My writing desk — the grand tour

January 2018 is starting off with a flourish. I am honoured to be  interviewed as guest reader for  Smoke Long Quarterly  and am selecting a story from the submissions received from January 8th to January 14th.  They suggested I could include a picture of my writing desk but didn’t use it eventually. Anyway, as it’s now a lot tidier than it was, here is the  grand tour…

  • My Linux Ubuntu desk top computer. I abandoned  Apple Macs last year for the delights of updating the Libre Office word processing software (just as good as Word) free. And the machine won’t need upgrading like Apples either. And it was much cheaper.  It’s very fast.
  •  On the first shelf facing outwards,  the four books that Ad Hoc Fiction published in 2017. Ad Hoc fiction does  all the background competition administration and web development work for Bath Flash Fiction, as well as Bath Short Story Award.  I’m so excited they are now a small press, and published To Carry Her Home,  Bath Flash Fiction Volume One early last February,  How to Make a Window Snake, the collection of winning novellas-in-flash in June. And Bath Flash Fiction Volume 2, The Lobsters Run Free in December 2017 along with Flash Fiction Festival, One. And there’s more to come next year. Individual collections as well as the 2018 anthologies.
  • My debut pamphlet ‘The Chemist’s House is  up there on that shelf  too. One of the highlights of last year was being  published by V. Press.
  • The scented candle in the pink tin.  Rose.
  • The re-useable water bottle. Going to really make big efforts to reduce buying plastic this year.
  • The extremely cheap Nokia phone I use for infrequent calls and texts. I use an iPad for everything else and am resisting a smart phone. The little orange book rests on a note pad which is supposed to detail what I eat every day. But I haven’t filled it in for several months.

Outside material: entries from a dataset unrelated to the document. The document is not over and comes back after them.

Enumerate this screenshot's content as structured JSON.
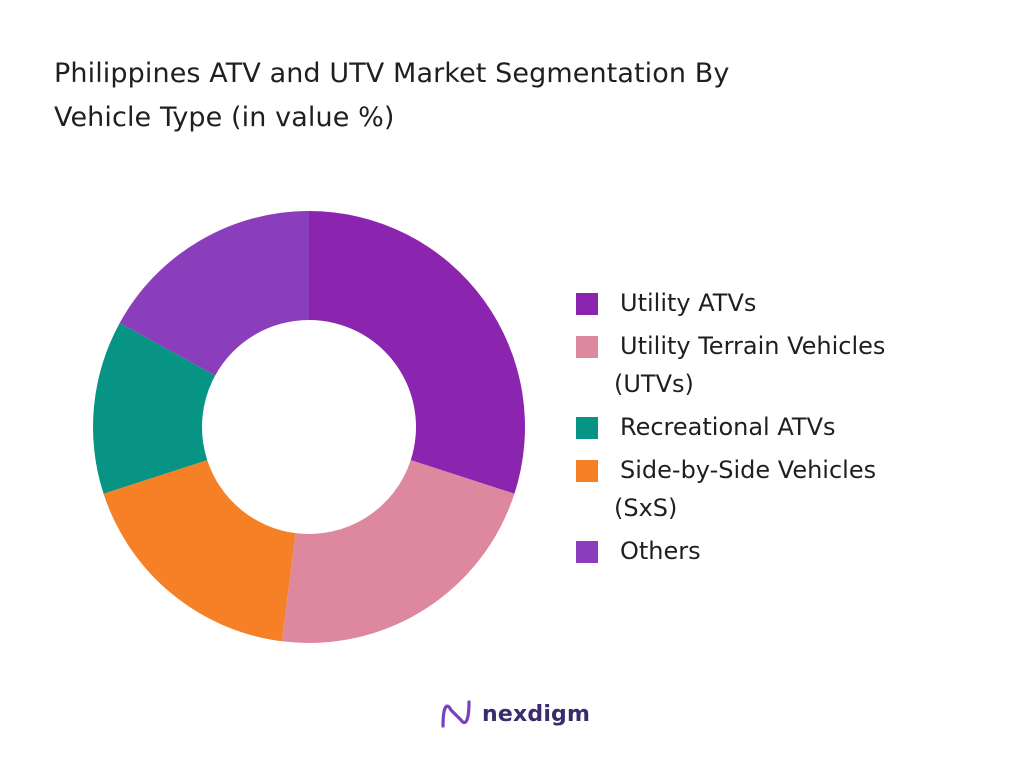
{
  "chart_data": {
    "type": "pie",
    "variant": "donut",
    "title_lines": [
      "Philippines ATV and UTV Market Segmentation By",
      "Vehicle Type (in value %)"
    ],
    "legend_position": "right",
    "slices": [
      {
        "label_lines": [
          "Utility ATVs"
        ],
        "value": 30,
        "color": "#8B24AE"
      },
      {
        "label_lines": [
          "Utility Terrain Vehicles",
          "(UTVs)"
        ],
        "value": 22,
        "color": "#DE88A0"
      },
      {
        "label_lines": [
          "Side-by-Side Vehicles",
          "(SxS)"
        ],
        "value": 18,
        "color": "#F58026"
      },
      {
        "label_lines": [
          "Recreational ATVs"
        ],
        "value": 13,
        "color": "#079485"
      },
      {
        "label_lines": [
          "Others"
        ],
        "value": 17,
        "color": "#8B3EBB"
      }
    ],
    "legend_order": [
      0,
      1,
      3,
      2,
      4
    ]
  },
  "brand": {
    "name": "nexdigm",
    "mark_color": "#7B3FC0"
  }
}
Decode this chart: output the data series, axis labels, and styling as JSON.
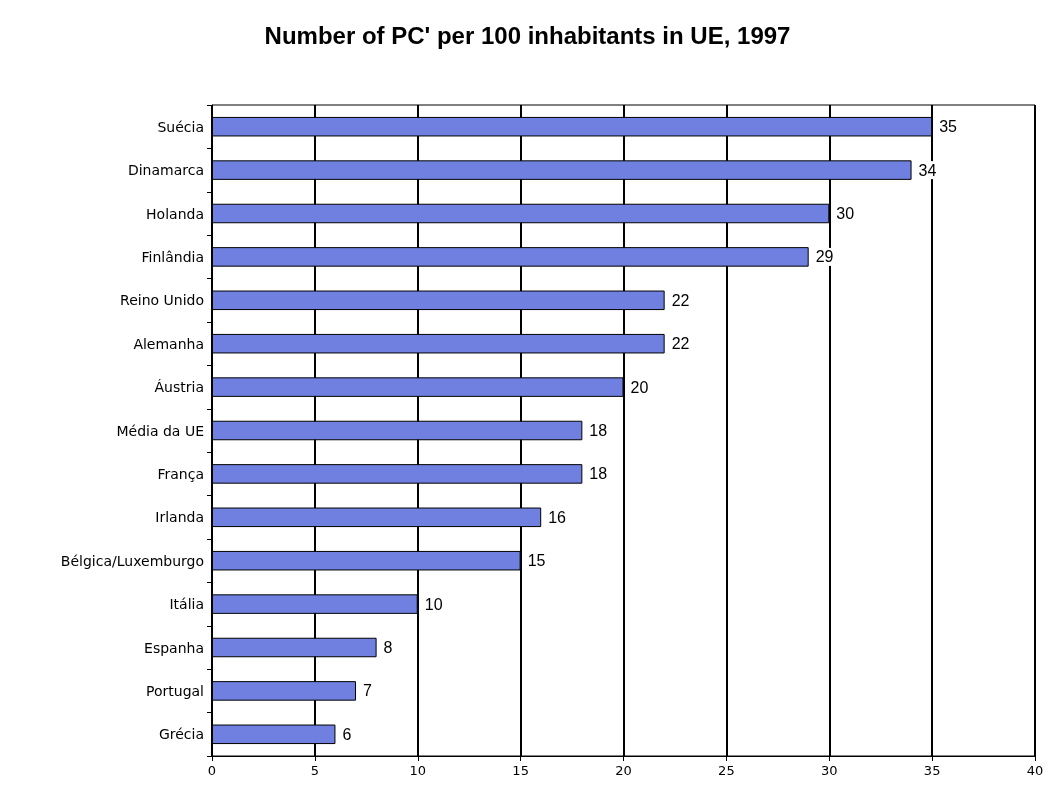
{
  "chart_data": {
    "type": "bar",
    "orientation": "horizontal",
    "title": "Number of PC' per 100 inhabitants in UE, 1997",
    "categories": [
      "Suécia",
      "Dinamarca",
      "Holanda",
      "Finlândia",
      "Reino Unido",
      "Alemanha",
      "Áustria",
      "Média da UE",
      "França",
      "Irlanda",
      "Bélgica/Luxemburgo",
      "Itália",
      "Espanha",
      "Portugal",
      "Grécia"
    ],
    "values": [
      35,
      34,
      30,
      29,
      22,
      22,
      20,
      18,
      18,
      16,
      15,
      10,
      8,
      7,
      6
    ],
    "color": "#6f80e0",
    "xlim": [
      0,
      40
    ],
    "xticks": [
      0,
      5,
      10,
      15,
      20,
      25,
      30,
      35,
      40
    ],
    "grid": "x",
    "data_labels": true
  }
}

  • The junk box. Full of junk. But pretty on the outside.
  • That little flowery box contains some jewellry.
  • Second shelf — the 1815 portrait of my ancestor, Hannah Hopkins. Probably should use this name as an alternative author name sometimes. Just for the luck of it. It’s next to …
  • the hedgehog frame containing a tiny picture of my parents, looking young.  Too small to see.
  • A few book titles just about visible. ‘Sudden Fiction‘, my first intro to flash fiction.  A Richard Ford novel, which is in the wrong place there. Should be on the alphabetical novel shelves. It’s next to Writing the Natural Way, one of the first books on writing I bought, years ago.
  • My hour glass has fallen behind the computer. You can just see a flash of glass and orange sand peeking out.   I do plan to write fiction for at least 60 mins several times a week this year. And to make that a priority instead of the numerous other writing activities I am involved with.  So I have given the hour-glass its own picture. If it’s visible, I won’t forget.  And I want to submit more this year.